Et celui qui avait le droit de rachat répondit: Je ne puis pas
racheter pour mon compte, crainte de détruire mon héritage;
prends pour toi mon droit de rachat, car je ne puis pas racheter.
Autrefois en Israël, pour valider une affaire quelconque relative
à un rachat ou à un échange, l'un ôtait son soulier
et le donnait à l'autre: cela servait de témoignage en
Israël.
Celui qui avait le droit de rachat dit donc à Boaz: Acquiers pour
ton compte! Et il ôta son soulier.
Alors Boaz dit aux anciens et à tout le peuple: Vous êtes
témoins aujourd'hui que j'ai acquis de la main de Naomi tout ce qui
appartenait à Élimélec, à Kiljon et à
Machlon,
et que
je me suis également acquis pour femme Ruth la Moabite, femme de
Machlon, pour relever le nom du défunt dans son héritage, et afin
que le nom du défunt ne soit point retranché d'entre ses
frères et de la porte de son lieu. Vous en êtes témoins
aujourd'hui!
Tout le peuple qui était à la porte et les anciens dirent:
Nous en sommes témoins! Que l'Éternel rende la femme qui entre
dans ta maison semblable à Rachel et à Léa, qui toutes les
deux ont bâti la maison d'Israël! Manifeste ta force dans
Éphrata, et fais-toi un nom dans Bethléhem!
Puisse la postérité que l'Éternel te donnera par
cette jeune femme rendre ta maison semblable à la maison de
Pérets, qui fut enfanté à Juda par Tamar!
Boaz prit Ruth, qui devint sa femme, et il alla vers elle.
L'Éternel permit à Ruth de concevoir, et elle enfanta un fils.
Les femmes dirent à Naomi: Béni soit l'Éternel, qui
ne t'a point laissé manquer aujourd'hui d'un homme ayant droit de
rachat, et dont le nom sera célébré en Israël!
Cet enfant restaurera ton âme, et sera le soutien de ta
vieillesse; car ta belle-fille, qui t'aime, l'a enfanté, elle qui vaut
mieux pour toi que sept fils.
Naomi prit l'enfant et le mit sur son sein, et elle fut sa garde.
Les voisines lui donnèrent un nom, en disant: Un fils est
né à Naomi!
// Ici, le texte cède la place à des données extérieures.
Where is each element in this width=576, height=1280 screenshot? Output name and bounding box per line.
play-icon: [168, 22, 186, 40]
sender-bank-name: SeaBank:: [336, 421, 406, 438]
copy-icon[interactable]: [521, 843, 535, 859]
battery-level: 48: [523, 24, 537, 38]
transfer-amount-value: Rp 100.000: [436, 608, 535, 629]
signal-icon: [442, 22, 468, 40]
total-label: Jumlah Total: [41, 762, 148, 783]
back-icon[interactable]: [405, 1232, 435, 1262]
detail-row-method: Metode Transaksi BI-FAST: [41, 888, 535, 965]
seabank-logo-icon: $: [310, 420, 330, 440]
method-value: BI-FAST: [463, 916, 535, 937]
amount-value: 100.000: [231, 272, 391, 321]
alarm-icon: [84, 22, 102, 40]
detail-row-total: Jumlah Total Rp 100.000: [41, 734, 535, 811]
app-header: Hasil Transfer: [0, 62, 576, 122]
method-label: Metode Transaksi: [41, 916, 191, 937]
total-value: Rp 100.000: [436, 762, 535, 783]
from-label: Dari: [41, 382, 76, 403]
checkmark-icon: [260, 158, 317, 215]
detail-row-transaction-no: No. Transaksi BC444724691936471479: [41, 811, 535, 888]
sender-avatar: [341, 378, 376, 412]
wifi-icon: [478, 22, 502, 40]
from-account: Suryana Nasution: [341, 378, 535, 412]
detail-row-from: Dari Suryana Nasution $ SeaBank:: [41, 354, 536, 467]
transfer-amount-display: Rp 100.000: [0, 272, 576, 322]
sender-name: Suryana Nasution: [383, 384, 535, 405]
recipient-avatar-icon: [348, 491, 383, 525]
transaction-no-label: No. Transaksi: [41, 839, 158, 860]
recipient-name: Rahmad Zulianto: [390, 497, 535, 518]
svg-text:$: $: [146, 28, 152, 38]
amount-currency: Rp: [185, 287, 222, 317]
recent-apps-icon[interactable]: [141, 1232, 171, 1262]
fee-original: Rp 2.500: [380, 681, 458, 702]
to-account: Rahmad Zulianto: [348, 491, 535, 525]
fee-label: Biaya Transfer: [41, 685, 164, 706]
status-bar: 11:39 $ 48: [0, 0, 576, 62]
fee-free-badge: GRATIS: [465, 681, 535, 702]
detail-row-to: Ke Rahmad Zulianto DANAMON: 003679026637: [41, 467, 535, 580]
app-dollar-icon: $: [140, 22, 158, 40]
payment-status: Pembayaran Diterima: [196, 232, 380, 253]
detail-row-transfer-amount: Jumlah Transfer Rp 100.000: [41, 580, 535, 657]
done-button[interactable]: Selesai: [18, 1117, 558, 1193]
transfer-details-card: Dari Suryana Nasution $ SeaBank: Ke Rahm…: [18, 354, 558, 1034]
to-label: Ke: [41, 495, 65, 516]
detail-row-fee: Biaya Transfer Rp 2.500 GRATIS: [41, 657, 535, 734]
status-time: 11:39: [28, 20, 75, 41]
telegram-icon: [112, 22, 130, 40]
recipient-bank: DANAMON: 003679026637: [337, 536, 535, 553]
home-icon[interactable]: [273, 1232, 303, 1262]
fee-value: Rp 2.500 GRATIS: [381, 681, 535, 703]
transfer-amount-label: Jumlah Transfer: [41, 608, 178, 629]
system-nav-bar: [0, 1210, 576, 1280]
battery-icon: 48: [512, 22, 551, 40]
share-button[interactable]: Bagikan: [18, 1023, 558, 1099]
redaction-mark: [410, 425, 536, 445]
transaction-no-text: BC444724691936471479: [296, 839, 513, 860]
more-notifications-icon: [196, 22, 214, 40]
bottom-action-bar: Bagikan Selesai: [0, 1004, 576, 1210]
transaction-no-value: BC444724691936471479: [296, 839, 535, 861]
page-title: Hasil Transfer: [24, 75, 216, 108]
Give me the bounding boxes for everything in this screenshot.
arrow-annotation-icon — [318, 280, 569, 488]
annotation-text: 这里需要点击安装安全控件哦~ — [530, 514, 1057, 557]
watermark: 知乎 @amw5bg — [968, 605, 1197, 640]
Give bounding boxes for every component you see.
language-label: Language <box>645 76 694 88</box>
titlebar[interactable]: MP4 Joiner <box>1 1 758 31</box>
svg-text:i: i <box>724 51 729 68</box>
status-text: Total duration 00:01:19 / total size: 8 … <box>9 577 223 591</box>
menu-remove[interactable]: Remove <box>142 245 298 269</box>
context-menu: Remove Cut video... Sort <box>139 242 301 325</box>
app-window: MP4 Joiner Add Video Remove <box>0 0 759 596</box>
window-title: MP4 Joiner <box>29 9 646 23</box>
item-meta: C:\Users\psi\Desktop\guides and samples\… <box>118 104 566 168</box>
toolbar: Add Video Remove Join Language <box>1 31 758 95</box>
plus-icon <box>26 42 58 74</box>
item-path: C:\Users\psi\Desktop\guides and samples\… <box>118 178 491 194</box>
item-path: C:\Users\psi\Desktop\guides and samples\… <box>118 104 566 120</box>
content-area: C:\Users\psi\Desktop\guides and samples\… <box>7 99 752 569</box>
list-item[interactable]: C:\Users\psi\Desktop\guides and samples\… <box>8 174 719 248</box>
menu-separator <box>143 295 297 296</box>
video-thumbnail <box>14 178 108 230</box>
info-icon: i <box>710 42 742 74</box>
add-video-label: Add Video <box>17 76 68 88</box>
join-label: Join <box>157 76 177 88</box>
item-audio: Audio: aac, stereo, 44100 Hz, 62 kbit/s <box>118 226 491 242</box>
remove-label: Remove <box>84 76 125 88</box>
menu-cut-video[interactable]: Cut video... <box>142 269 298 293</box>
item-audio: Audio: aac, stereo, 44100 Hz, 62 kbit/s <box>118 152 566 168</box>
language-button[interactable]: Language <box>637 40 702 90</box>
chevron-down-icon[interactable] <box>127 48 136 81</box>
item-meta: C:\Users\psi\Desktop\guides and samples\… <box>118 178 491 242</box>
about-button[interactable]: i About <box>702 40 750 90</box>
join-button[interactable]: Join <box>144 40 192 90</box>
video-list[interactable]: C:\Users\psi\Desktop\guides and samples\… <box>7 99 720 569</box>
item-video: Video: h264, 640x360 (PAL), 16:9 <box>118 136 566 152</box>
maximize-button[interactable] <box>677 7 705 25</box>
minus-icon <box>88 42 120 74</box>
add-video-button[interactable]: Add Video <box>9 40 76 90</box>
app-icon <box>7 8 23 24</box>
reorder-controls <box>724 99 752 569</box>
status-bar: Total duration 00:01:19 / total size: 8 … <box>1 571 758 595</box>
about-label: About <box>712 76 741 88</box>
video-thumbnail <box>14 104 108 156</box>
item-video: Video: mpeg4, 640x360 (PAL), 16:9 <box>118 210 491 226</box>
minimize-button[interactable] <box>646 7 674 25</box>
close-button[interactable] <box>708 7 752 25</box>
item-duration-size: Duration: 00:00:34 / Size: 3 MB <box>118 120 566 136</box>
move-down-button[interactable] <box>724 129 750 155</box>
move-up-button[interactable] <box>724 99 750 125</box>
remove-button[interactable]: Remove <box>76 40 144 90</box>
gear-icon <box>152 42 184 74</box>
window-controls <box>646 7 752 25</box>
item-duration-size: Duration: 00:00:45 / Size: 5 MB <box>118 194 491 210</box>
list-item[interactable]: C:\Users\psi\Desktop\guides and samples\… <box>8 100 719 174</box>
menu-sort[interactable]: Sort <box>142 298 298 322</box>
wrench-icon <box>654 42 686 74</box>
Et elles l'appelèrent Obed. Ce fut le
père d'Isaï père de David.
Voici la postérité de Pérets.
Pérets engendra Hetsron; Hetsron engendra Ram; Ram engendra
Amminadab;
Amminadab engendra Nachschon; Nachschon engendra Salmon;
Salmon engendra Boaz; Boaz engendra Obed;
Obed engendra Isaï; et Isaï engendra David.